Tapi mungkin berbeda pandangan dengan Dery, ia menganggap serius omongannya. Tetapi tolakan candaan dari Yera, yang entah mengapa membuat sekat di dadanya semakin terasa perih. Begini kah yang dinamakan cinta bertepuk sebelah tangan?

**

Yera mengingkari janji yang dibikin Dery, bukannya langsung pulang ke rumah tapi ia sempat-sempatnya mampir dulu ke gereja.

Sudah semakin malam, ia tak sadar jika ini sudah pukul setengah sembilan malam, Yera masuk ke dalam gereja yang sepi kali ini.

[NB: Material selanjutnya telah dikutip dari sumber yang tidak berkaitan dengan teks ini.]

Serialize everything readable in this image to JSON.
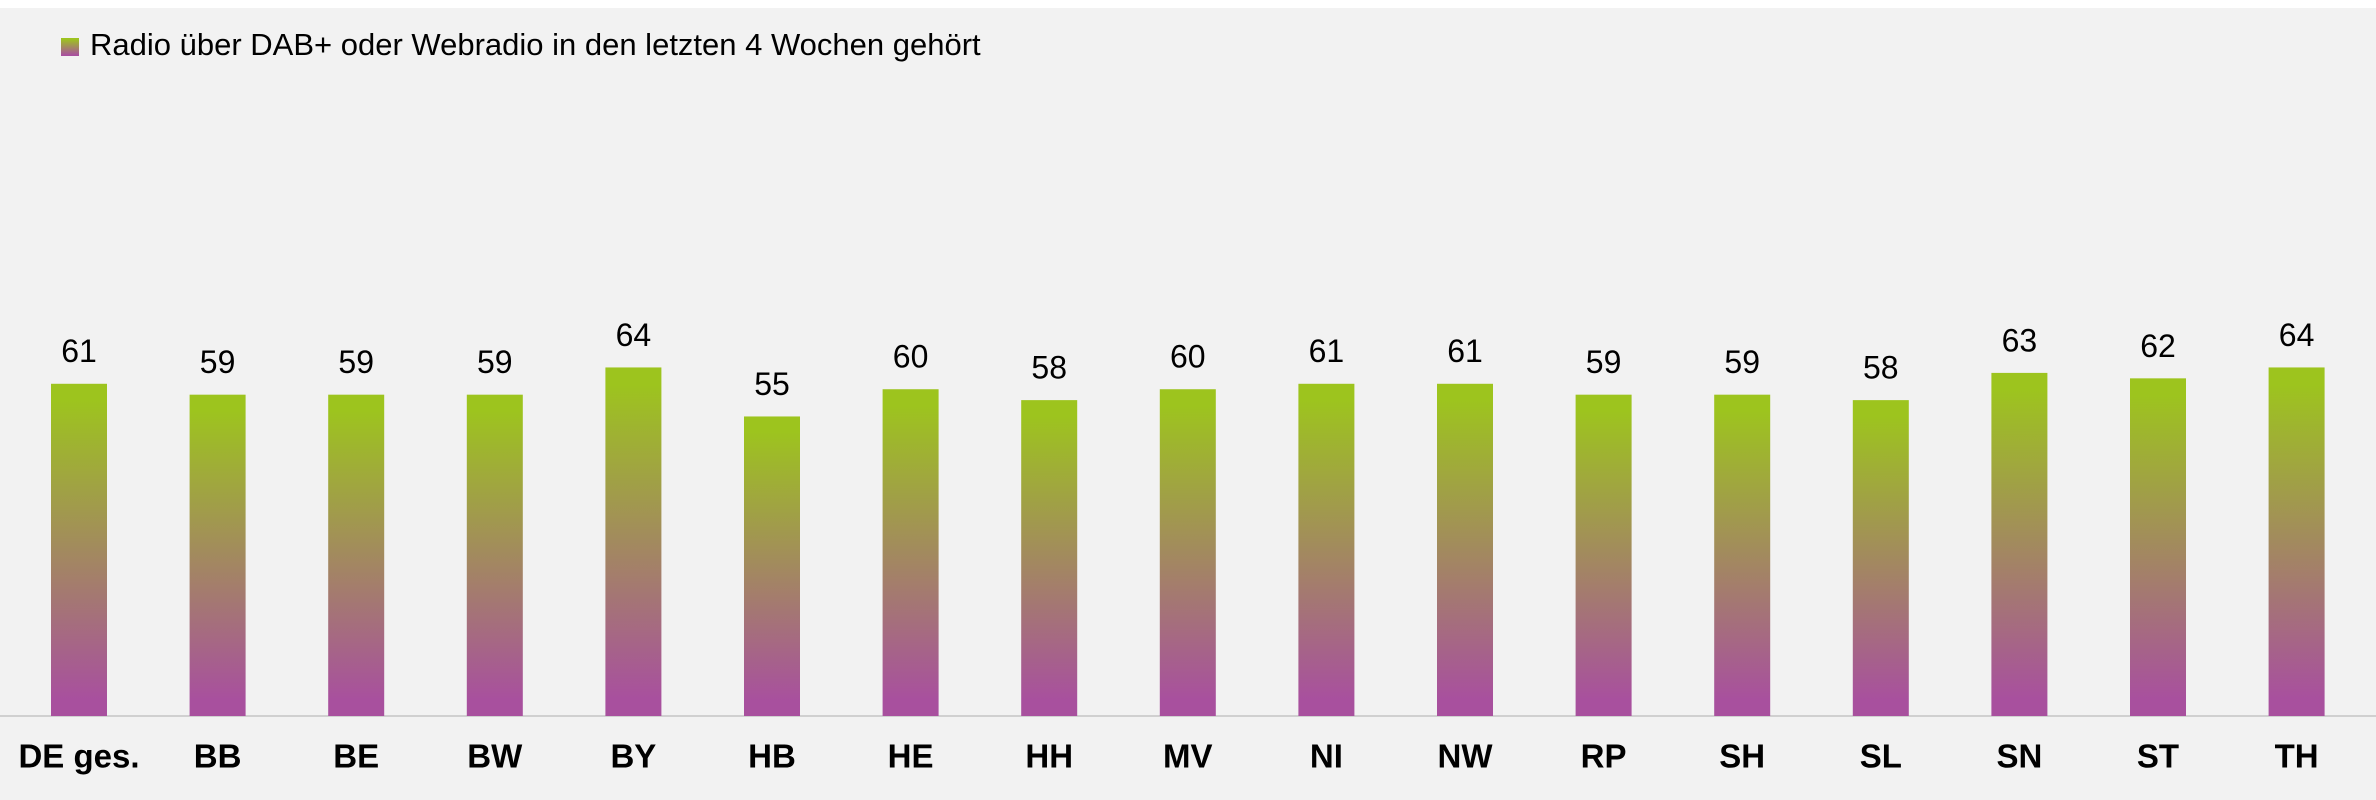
{
  "chart_data": {
    "type": "bar",
    "legend": "Radio über DAB+ oder Webradio in den letzten 4 Wochen gehört",
    "categories": [
      "DE ges.",
      "BB",
      "BE",
      "BW",
      "BY",
      "HB",
      "HE",
      "HH",
      "MV",
      "NI",
      "NW",
      "RP",
      "SH",
      "SL",
      "SN",
      "ST",
      "TH"
    ],
    "values": [
      61,
      59,
      59,
      59,
      64,
      55,
      60,
      58,
      60,
      61,
      61,
      59,
      59,
      58,
      63,
      62,
      64
    ],
    "gradient": [
      "#9dc41e",
      "#a8509e"
    ],
    "ylim": [
      0,
      130
    ]
  }
}
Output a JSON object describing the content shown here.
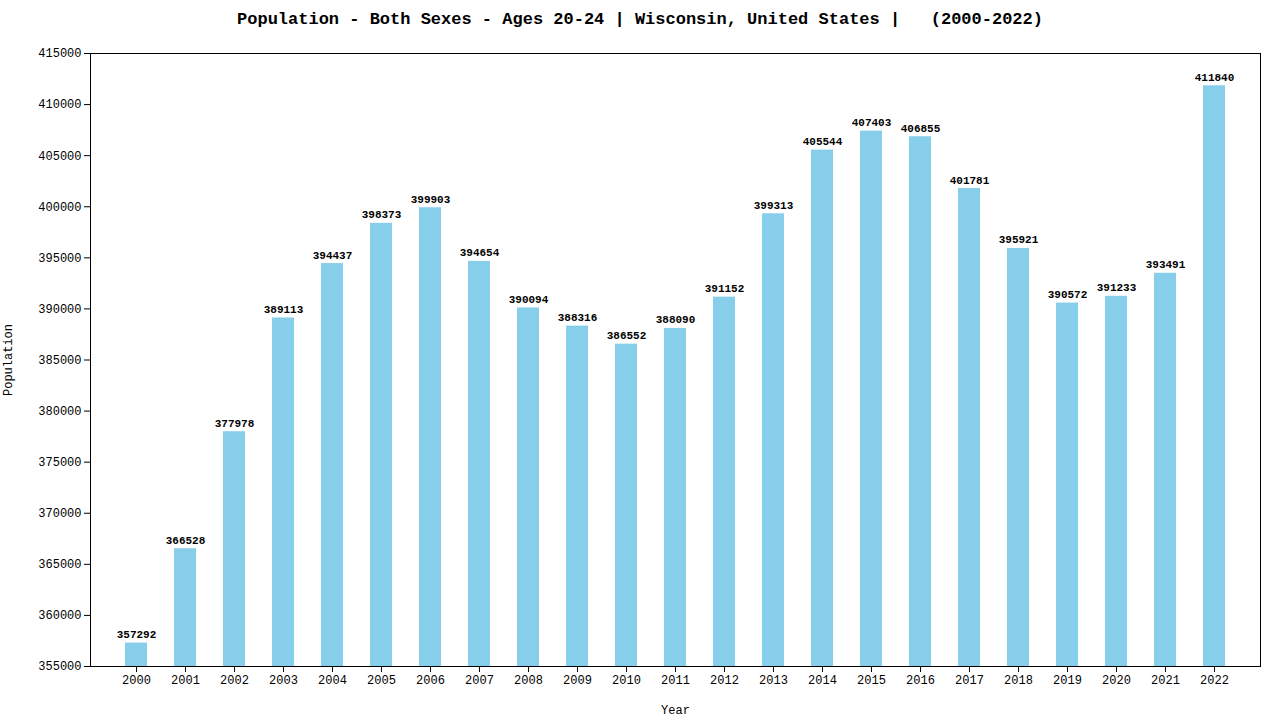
{
  "chart_data": {
    "type": "bar",
    "title": "Population - Both Sexes - Ages 20-24 | Wisconsin, United States |   (2000-2022)",
    "x_label": "Year",
    "y_label": "Population",
    "categories": [
      "2000",
      "2001",
      "2002",
      "2003",
      "2004",
      "2005",
      "2006",
      "2007",
      "2008",
      "2009",
      "2010",
      "2011",
      "2012",
      "2013",
      "2014",
      "2015",
      "2016",
      "2017",
      "2018",
      "2019",
      "2020",
      "2021",
      "2022"
    ],
    "values": [
      357292,
      366528,
      377978,
      389113,
      394437,
      398373,
      399903,
      394654,
      390094,
      388316,
      386552,
      388090,
      391152,
      399313,
      405544,
      407403,
      406855,
      401781,
      395921,
      390572,
      391233,
      393491,
      411840
    ],
    "color": "#87CEEB",
    "ylim": [
      355000,
      415000
    ],
    "yticks": [
      355000,
      360000,
      365000,
      370000,
      375000,
      380000,
      385000,
      390000,
      395000,
      400000,
      405000,
      410000,
      415000
    ],
    "grid": false,
    "data_labels": true
  }
}
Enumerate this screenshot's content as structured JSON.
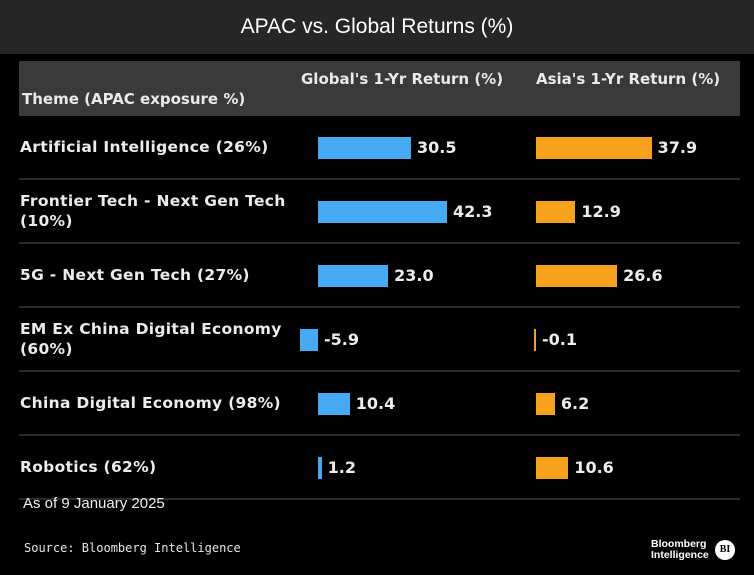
{
  "title": "APAC vs. Global Returns (%)",
  "chart_data": {
    "type": "table",
    "title": "APAC vs. Global Returns (%)",
    "columns": [
      "Theme (APAC exposure %)",
      "Global's 1-Yr Return (%)",
      "Asia's 1-Yr Return (%)"
    ],
    "series": [
      {
        "name": "Global's 1-Yr Return (%)",
        "color": "#45aaf2",
        "values": [
          30.5,
          42.3,
          23.0,
          -5.9,
          10.4,
          1.2
        ]
      },
      {
        "name": "Asia's 1-Yr Return (%)",
        "color": "#f5a11c",
        "values": [
          37.9,
          12.9,
          26.6,
          -0.1,
          6.2,
          10.6
        ]
      }
    ],
    "categories": [
      "Artificial Intelligence (26%)",
      "Frontier Tech - Next Gen Tech (10%)",
      "5G - Next Gen Tech (27%)",
      "EM Ex China Digital Economy (60%)",
      "China Digital Economy (98%)",
      "Robotics (62%)"
    ],
    "rows": [
      {
        "theme": "Artificial Intelligence (26%)",
        "global": "30.5",
        "asia": "37.9"
      },
      {
        "theme": "Frontier Tech - Next Gen Tech (10%)",
        "global": "42.3",
        "asia": "12.9"
      },
      {
        "theme": "5G - Next Gen Tech (27%)",
        "global": "23.0",
        "asia": "26.6"
      },
      {
        "theme": "EM Ex China Digital Economy (60%)",
        "global": "-5.9",
        "asia": "-0.1"
      },
      {
        "theme": "China Digital Economy (98%)",
        "global": "10.4",
        "asia": "6.2"
      },
      {
        "theme": "Robotics (62%)",
        "global": "1.2",
        "asia": "10.6"
      }
    ]
  },
  "footer": {
    "as_of": "As of 9 January 2025",
    "source": "Source: Bloomberg Intelligence",
    "logo_line1": "Bloomberg",
    "logo_line2": "Intelligence",
    "logo_badge": "BI"
  },
  "colors": {
    "global_bar": "#45aaf2",
    "asia_bar": "#f5a11c"
  }
}
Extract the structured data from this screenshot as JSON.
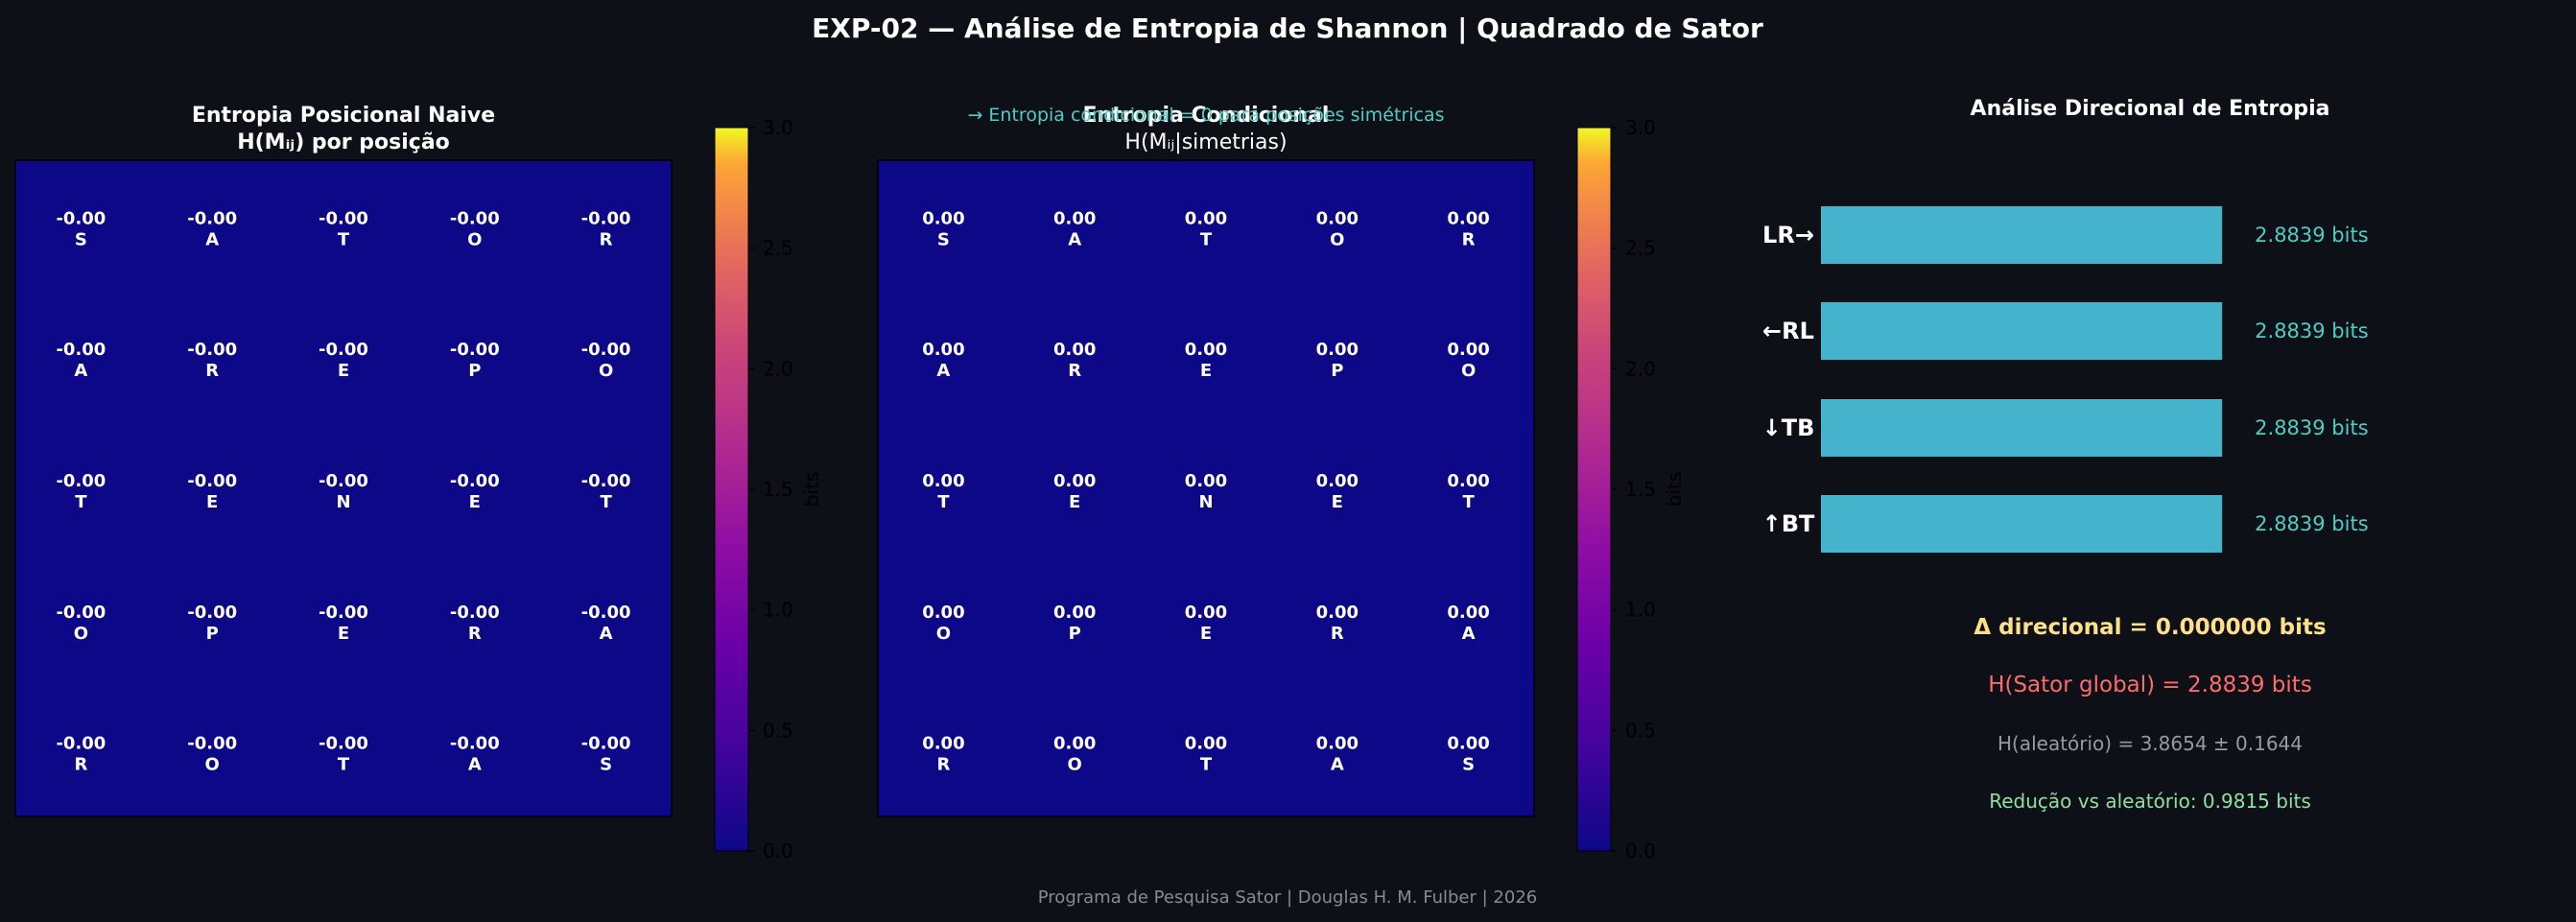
{
  "figure": {
    "suptitle": "EXP-02 — Análise de Entropia de Shannon | Quadrado de Sator",
    "footer": "Programa de Pesquisa Sator | Douglas H. M. Fulber | 2026"
  },
  "colors": {
    "background": "#0d1017",
    "heat_cell": "#0d0887",
    "bar": "#45b3cc",
    "bar_value": "#4ecdc4",
    "delta": "#ffe08a",
    "global": "#ff6b6b",
    "random": "#9a9a9a",
    "reduction": "#8fe0a0",
    "note": "#4ecdc4"
  },
  "chart_data": [
    {
      "type": "heatmap",
      "title_line1": "Entropia Posicional Naive",
      "title_line2": "H(Mᵢⱼ) por posição",
      "letters": [
        [
          "S",
          "A",
          "T",
          "O",
          "R"
        ],
        [
          "A",
          "R",
          "E",
          "P",
          "O"
        ],
        [
          "T",
          "E",
          "N",
          "E",
          "T"
        ],
        [
          "O",
          "P",
          "E",
          "R",
          "A"
        ],
        [
          "R",
          "O",
          "T",
          "A",
          "S"
        ]
      ],
      "values": [
        [
          -0.0,
          -0.0,
          -0.0,
          -0.0,
          -0.0
        ],
        [
          -0.0,
          -0.0,
          -0.0,
          -0.0,
          -0.0
        ],
        [
          -0.0,
          -0.0,
          -0.0,
          -0.0,
          -0.0
        ],
        [
          -0.0,
          -0.0,
          -0.0,
          -0.0,
          -0.0
        ],
        [
          -0.0,
          -0.0,
          -0.0,
          -0.0,
          -0.0
        ]
      ],
      "value_labels": [
        [
          "-0.00",
          "-0.00",
          "-0.00",
          "-0.00",
          "-0.00"
        ],
        [
          "-0.00",
          "-0.00",
          "-0.00",
          "-0.00",
          "-0.00"
        ],
        [
          "-0.00",
          "-0.00",
          "-0.00",
          "-0.00",
          "-0.00"
        ],
        [
          "-0.00",
          "-0.00",
          "-0.00",
          "-0.00",
          "-0.00"
        ],
        [
          "-0.00",
          "-0.00",
          "-0.00",
          "-0.00",
          "-0.00"
        ]
      ],
      "colorbar": {
        "label": "bits",
        "range": [
          0.0,
          3.0
        ],
        "ticks": [
          "0.0",
          "0.5",
          "1.0",
          "1.5",
          "2.0",
          "2.5",
          "3.0"
        ],
        "colormap": "plasma"
      }
    },
    {
      "type": "heatmap",
      "title_line1": "Entropia Condicional",
      "title_line2": "H(Mᵢⱼ|simetrias)",
      "note": "→ Entropia condicional = 0 para posições simétricas",
      "letters": [
        [
          "S",
          "A",
          "T",
          "O",
          "R"
        ],
        [
          "A",
          "R",
          "E",
          "P",
          "O"
        ],
        [
          "T",
          "E",
          "N",
          "E",
          "T"
        ],
        [
          "O",
          "P",
          "E",
          "R",
          "A"
        ],
        [
          "R",
          "O",
          "T",
          "A",
          "S"
        ]
      ],
      "values": [
        [
          0.0,
          0.0,
          0.0,
          0.0,
          0.0
        ],
        [
          0.0,
          0.0,
          0.0,
          0.0,
          0.0
        ],
        [
          0.0,
          0.0,
          0.0,
          0.0,
          0.0
        ],
        [
          0.0,
          0.0,
          0.0,
          0.0,
          0.0
        ],
        [
          0.0,
          0.0,
          0.0,
          0.0,
          0.0
        ]
      ],
      "value_labels": [
        [
          "0.00",
          "0.00",
          "0.00",
          "0.00",
          "0.00"
        ],
        [
          "0.00",
          "0.00",
          "0.00",
          "0.00",
          "0.00"
        ],
        [
          "0.00",
          "0.00",
          "0.00",
          "0.00",
          "0.00"
        ],
        [
          "0.00",
          "0.00",
          "0.00",
          "0.00",
          "0.00"
        ],
        [
          "0.00",
          "0.00",
          "0.00",
          "0.00",
          "0.00"
        ]
      ],
      "colorbar": {
        "label": "bits",
        "range": [
          0.0,
          3.0
        ],
        "ticks": [
          "0.0",
          "0.5",
          "1.0",
          "1.5",
          "2.0",
          "2.5",
          "3.0"
        ],
        "colormap": "plasma"
      }
    },
    {
      "type": "bar",
      "orientation": "horizontal",
      "title": "Análise Direcional de Entropia",
      "categories": [
        "LR→",
        "←RL",
        "↓TB",
        "↑BT"
      ],
      "values": [
        2.8839,
        2.8839,
        2.8839,
        2.8839
      ],
      "value_labels": [
        "2.8839 bits",
        "2.8839 bits",
        "2.8839 bits",
        "2.8839 bits"
      ],
      "annotations": [
        "Δ direcional = 0.000000 bits",
        "H(Sator global) = 2.8839 bits",
        "H(aleatório) = 3.8654 ± 0.1644",
        "Redução vs aleatório: 0.9815 bits"
      ]
    }
  ]
}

Biasanya Yera akan mendapati beberapa orang yang sedang latihan koor untuk mengisi misa mingguan di gereja atau pertemuan rutin dari beberapa organisasi gereja.

Gereja sepi, ia hanya menyapa pak satpam yang selalu menjadi teman obrolnya kala ia berada di gereja. Yera pamitan untuk masuk ke dalam gereja.

Yera mendapati ruangan gereja gelap, ia menyalakan saklar lampu daerah altar agar terang kembali. Yera berjalan menuju piano yang berada di ujung kiri depan gereja.

Ia membuka kap penutup organ sambil membersihkan tuts-tuts di atasnya, mencolokkan kabel organ di sambungan listrik dan setelah itu jari-jari manisnya bermain indah di atas tuts-tuts organ tersebut.

Jari jemarinya bermain dengan indah di atas sana seolah sedang berdansa. Lagu milik Panbers yang berjudul Gereja Tua itu telah ia mainkan, lagu yang sering ia bawakan ketika penampilan di gereja. Biasanya ia akan membawa lagu ini bersama lagu milik Nikita yang berjudul Di Doa Ibuku.

Dua lagu gereja yang selalu menemani di kala sedih, sepertinya benar apa yang dikatakan oleh Alkitab. Suatu saat nanti engkau tidak perlu repot-repot mencariku, aku sudah berada di rumah Bapaku dengan tenang.

Tapi kapan ia akan kembali ke Bapa? Kapan ia akan bersatu dengan Bapa? Ia rindu dengan Bapa di Surga.

Satu hal yang ingin disampaikan, sepertinya teman terbaik dan selalu membantumu ialah Bapa, walaupun engkau telah jatuh didalam dosa.